Recently, it has been demonstrated that vast array of innate immune system could be activated by bacterial flagellins [24-27]. According to the studies, those researchers demonstrated that flagellin itself has significant antitumor activity [24-26]. In the present study, we found that FlaB alone does not induce antitumor activity in TC-1 cell implantation model. These results are in contradiction to previously published reports where direct activation of TLR5 on tumor cells has been demonstrated to mediate flagellin specific anti-tumor effects [26]. It is likely that TLR5 expression pattern on the tumor cells might have led to different outcomes obtained in our study and the previous studies (data not shown) [26]. Nonetheless, these results converge at one point that FlaB has strong immunomodulatory effects and that flagellin could be used as an adjuvant to increase the efficacy of concomitantly administered weak antigens in a preventive cancer vaccine model.
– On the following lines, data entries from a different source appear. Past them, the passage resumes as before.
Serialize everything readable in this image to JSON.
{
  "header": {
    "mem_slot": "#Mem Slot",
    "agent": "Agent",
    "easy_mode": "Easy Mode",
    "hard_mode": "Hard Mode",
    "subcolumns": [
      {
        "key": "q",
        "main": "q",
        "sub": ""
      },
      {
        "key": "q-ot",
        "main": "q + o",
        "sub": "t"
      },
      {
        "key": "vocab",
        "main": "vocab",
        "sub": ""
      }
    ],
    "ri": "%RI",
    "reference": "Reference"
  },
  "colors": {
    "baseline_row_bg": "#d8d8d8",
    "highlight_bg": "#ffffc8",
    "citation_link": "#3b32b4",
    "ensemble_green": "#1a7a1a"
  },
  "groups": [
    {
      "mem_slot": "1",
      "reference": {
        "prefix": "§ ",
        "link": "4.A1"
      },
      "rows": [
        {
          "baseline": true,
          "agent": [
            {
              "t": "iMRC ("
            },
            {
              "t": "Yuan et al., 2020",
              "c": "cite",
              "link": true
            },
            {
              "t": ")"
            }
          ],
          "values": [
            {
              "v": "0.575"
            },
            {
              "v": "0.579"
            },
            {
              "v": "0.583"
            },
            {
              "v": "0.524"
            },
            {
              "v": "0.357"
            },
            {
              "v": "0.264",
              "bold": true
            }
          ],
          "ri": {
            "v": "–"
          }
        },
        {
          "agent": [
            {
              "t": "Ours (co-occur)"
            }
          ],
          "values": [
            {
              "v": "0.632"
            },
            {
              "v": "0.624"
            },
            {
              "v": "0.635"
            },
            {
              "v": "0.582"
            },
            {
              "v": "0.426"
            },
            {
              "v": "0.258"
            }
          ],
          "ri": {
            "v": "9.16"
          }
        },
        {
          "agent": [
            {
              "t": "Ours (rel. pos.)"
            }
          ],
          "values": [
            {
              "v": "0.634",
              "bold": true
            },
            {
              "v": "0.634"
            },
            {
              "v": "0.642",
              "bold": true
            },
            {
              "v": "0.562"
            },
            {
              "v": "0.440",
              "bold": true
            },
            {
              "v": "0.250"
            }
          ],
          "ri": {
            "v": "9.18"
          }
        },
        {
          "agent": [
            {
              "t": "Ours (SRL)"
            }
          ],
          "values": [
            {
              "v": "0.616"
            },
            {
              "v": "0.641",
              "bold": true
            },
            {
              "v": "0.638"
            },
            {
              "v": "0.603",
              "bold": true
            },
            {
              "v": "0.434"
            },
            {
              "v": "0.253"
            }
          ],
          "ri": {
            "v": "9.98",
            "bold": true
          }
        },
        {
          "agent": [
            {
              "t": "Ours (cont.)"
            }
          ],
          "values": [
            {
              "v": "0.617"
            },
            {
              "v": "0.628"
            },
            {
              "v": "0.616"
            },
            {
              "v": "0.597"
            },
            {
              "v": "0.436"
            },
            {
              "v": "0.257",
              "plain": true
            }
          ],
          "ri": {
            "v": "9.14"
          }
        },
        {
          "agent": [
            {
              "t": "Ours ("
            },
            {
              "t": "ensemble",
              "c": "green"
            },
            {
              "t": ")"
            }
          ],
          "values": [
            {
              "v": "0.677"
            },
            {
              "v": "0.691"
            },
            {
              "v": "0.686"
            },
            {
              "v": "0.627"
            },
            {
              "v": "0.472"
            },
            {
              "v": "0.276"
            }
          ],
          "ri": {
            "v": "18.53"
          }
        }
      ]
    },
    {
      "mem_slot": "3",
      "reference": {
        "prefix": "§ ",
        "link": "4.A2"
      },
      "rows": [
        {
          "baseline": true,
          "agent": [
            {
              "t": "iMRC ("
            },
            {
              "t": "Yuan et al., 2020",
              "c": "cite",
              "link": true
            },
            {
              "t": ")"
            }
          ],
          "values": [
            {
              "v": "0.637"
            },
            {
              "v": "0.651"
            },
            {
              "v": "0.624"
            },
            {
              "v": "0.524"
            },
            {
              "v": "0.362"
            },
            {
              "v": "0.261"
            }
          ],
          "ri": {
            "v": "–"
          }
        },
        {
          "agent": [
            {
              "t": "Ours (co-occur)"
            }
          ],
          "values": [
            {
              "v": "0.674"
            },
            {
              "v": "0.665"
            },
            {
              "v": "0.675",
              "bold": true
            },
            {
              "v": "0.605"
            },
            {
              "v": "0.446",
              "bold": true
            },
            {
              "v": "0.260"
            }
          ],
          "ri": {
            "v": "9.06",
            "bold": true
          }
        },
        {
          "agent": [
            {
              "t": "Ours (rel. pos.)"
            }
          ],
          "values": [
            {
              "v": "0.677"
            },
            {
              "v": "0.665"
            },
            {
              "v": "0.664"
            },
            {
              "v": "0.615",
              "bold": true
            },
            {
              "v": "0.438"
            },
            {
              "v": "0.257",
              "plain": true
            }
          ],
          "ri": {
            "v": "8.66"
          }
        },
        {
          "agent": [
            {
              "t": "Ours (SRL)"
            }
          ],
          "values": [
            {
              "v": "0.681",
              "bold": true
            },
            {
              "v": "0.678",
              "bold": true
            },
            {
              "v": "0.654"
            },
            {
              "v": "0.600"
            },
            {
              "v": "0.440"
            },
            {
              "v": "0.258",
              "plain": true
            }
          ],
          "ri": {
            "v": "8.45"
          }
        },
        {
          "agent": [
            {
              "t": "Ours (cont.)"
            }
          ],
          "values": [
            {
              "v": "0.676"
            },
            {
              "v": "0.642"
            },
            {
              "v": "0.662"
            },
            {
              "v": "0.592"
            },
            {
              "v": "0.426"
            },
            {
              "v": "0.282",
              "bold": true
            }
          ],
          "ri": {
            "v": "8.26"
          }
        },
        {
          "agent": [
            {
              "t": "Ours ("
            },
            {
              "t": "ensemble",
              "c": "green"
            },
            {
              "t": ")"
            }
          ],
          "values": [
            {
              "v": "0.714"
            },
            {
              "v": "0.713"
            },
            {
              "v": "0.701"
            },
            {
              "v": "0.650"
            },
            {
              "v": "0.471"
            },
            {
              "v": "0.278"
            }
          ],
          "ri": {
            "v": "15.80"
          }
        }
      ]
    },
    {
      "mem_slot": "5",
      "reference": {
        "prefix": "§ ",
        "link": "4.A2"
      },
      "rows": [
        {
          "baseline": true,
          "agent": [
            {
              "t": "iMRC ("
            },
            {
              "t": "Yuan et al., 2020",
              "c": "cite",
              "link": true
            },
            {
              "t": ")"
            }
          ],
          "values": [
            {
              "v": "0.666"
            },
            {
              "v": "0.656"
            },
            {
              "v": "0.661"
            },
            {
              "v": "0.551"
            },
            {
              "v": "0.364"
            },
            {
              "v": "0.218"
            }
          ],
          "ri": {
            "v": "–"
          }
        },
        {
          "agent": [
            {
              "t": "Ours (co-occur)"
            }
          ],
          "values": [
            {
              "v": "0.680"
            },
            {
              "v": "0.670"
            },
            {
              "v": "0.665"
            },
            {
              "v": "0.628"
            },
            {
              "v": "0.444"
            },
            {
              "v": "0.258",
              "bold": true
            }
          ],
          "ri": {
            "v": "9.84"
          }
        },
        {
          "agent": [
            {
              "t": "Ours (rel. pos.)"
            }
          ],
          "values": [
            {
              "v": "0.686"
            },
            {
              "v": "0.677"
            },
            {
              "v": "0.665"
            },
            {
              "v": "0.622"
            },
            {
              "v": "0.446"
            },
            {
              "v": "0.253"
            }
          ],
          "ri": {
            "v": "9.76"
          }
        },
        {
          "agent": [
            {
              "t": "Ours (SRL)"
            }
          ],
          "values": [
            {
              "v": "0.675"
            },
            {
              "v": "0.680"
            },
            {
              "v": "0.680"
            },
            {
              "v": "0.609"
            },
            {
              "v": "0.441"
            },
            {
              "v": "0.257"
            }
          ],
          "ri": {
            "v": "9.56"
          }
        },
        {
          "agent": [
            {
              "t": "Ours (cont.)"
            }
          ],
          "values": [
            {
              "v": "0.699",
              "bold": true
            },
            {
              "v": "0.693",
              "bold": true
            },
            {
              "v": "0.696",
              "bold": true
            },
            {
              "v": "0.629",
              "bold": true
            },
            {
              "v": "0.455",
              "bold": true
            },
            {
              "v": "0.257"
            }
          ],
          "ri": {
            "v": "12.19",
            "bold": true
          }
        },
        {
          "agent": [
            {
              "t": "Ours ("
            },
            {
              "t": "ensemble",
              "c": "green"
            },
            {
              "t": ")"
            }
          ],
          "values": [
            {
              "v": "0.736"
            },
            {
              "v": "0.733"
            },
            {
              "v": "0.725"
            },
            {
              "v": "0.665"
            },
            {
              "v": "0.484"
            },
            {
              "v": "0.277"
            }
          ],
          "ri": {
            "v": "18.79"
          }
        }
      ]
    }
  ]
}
Based on these results, use of flagellin-adjuvanted E6/E7 peptides as a mucosal vaccine is envisaged to significantly contribute to lower the morbidity associated with HPV infections and in particular HPV associated cervical cancers. However, contrasting reports in literature add a caution and require universally controlled experimental setups to check the efficacy of FlaB as an adjuvant in conjunction to various antigens.